Since you, dear readers, responded so well to our list of Popes that make Rodrigo Borgia look fairly decent in comparison, it was decided that we'd start bringing you weekly coverage of the show. We pick up the series with the Pope having secured complete control of the Vatican, and turning his sights to subduing the entire empire.
There is no doubt that the tumultuous last year has affected the writers. A great deal of the episode deals with the Pope coming to grips with the difference between what he believes the common folk of Rome are like and their meager reality. At first, he is dedicated to a massive restoration of great Roman monuments and arts, but after falling a little in love with a crossdressing mason and artist, he seeks out what life for the peasantry really entails.
It clearly comes as a great shock to the Holy Father that the nighttime streets are peppered with the homeless and the starving. Though he, his mistress and the mason are disguised, their nice shoes give them away as rich, and beggars swarm everywhere for alms. One woman clutches a dead baby begging for coin to bury it.
From that encounter the Pope decides that he will investigate the offices of the Vatican that are supposed to be dedicated to charity for the poor. The interrogation of the Cardinal that is the head of that office has a pretty clear echo of the Occupy movement. Over the two decades the Cardinal has managed the office the poor have fared no better, yet he has built himself three palaces.
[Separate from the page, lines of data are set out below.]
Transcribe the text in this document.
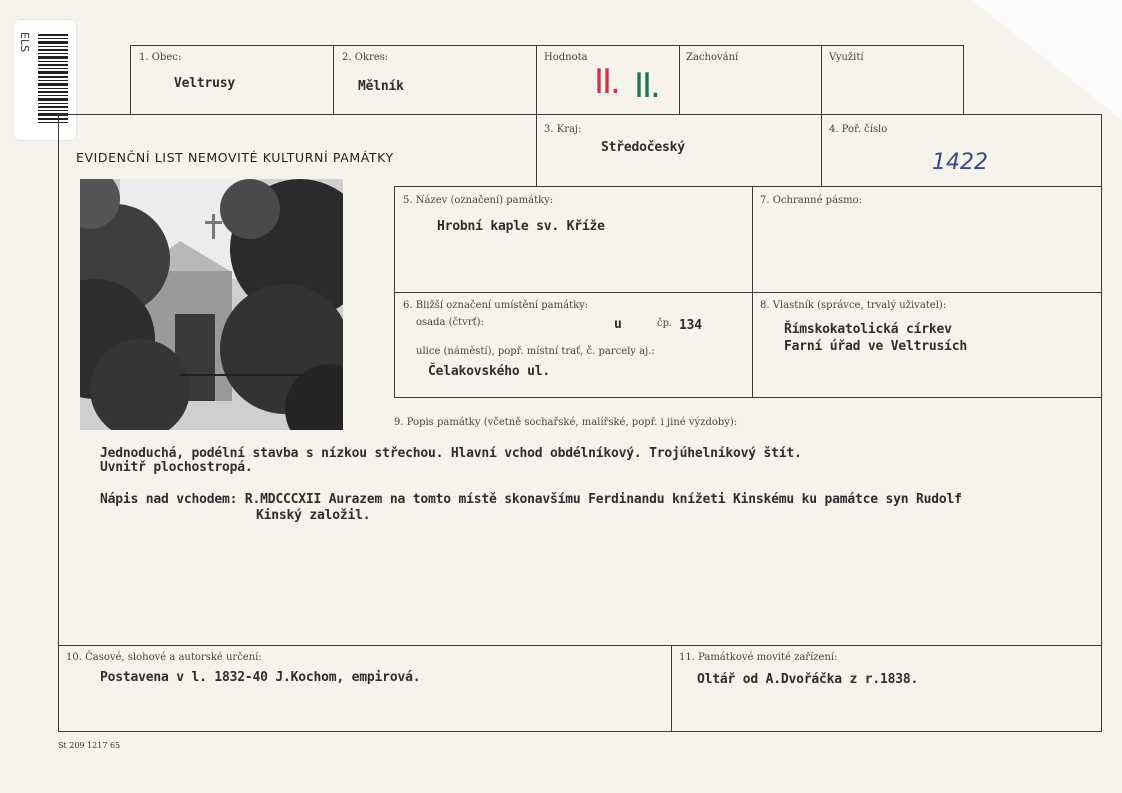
ELS
1. Obec:
Veltrusy
2. Okres:
Mělník
Hodnota
II. II.
Zachování	Využití
EVIDENČNÍ LIST NEMOVITÉ KULTURNÍ PAMÁTKY
3. Kraj:
Středočeský
4. Poř. číslo
1422
5. Název (označení) památky:
Hrobní kaple sv. Kříže
7. Ochranné pásmo:
6. Bližší označení umístění památky:
osada (čtvrť):	u	čp. 134
ulice (náměstí), popř. místní trať, č. parcely aj.:
Čelakovského ul.
8. Vlastník (správce, trvalý uživatel):
Římskokatolická církev
Farní úřad ve Veltrusích
9. Popis památky (včetně sochařské, malířské, popř. i jiné výzdoby):
Jednoduchá, podélní stavba s nízkou střechou. Hlavní vchod obdélníkový. Trojúhelníkový štít.
Uvnitř plochostropá.
Nápis nad vchodem: R.MDCCCXII Aurazem na tomto místě skonavšímu Ferdinandu knížeti Kinskému ku památce syn Rudolf
Kinský založil.
10. Časové, slohové a autorské určení:
Postavena v l. 1832-40 J.Kochom, empirová.
11. Památkové movité zařízení:
Oltář od A.Dvořáčka z r.1838.
St 209 1217 65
"Do you see the irony in this?" asks the Pope before installing his mistress as an auditor of accounts.
Meanwhile, King Charles of France captures the plague-ridden city of Naples, which may or may not have been a trap by the Pope and Naples' Prince Alfonso II. The king contracts the plague but survives to hunt down Alfonso. He then orders Alfonso to give him a tour of the castle's torture chamber.
First we get to see a Judas Cradle. This, friends and enemies, was the height of a bar stool and instead of it being topped with a seat or cushion, it was graced with a solid pyramid. Victims would be lowered onto the point -- anus or vagina first -- and eventually have their entire weight resting there, resulting in considerable pain and tearing.
Next Alfonso tearfully explains the purpose of the Pear of Anguish. The device is thought to have originated with Dutch highwaymen. Basically the ear-shaped device was inserted into either the mouth or anus, then a mechanism turned with a key would slowly open it, breaking jaws and ripping rectums.
It's not long after that we hear the dying screams of Alfonso.
Oh, there's a whole plotline about the Pope's daughter Lucrezia being briefly reunited with the horse groom that fathered her son. The episode is even named after him, but honestly, there wasn't any doubt about what eventually was going to happen to him. More or less, it was a chance to escalate the bitterness between Cesare Borgia and his brother Juan, and also to see Holliday Grainger naked. Not that we're complaining.
Of all the characters in the Borgias, we love Michelotto the best. Cesare's righthand man is like a combination of Baldrick from Black Adder and Leon from The Professional. He's given a fair amount of screen time this season so far, helping Lucrezia's groom, killing Juan's spy, and even coming between Cesare and Juan in the middle of a friendly duel turned bloody.
The Borgias looks at a time when powerful interests were their own law, whether in the name of an elite class or at the behest of God. Watching these people, who show nothing but human failing, waltz around as giants remains a source of illuminating entertainment. We look forward to bringing you more of it.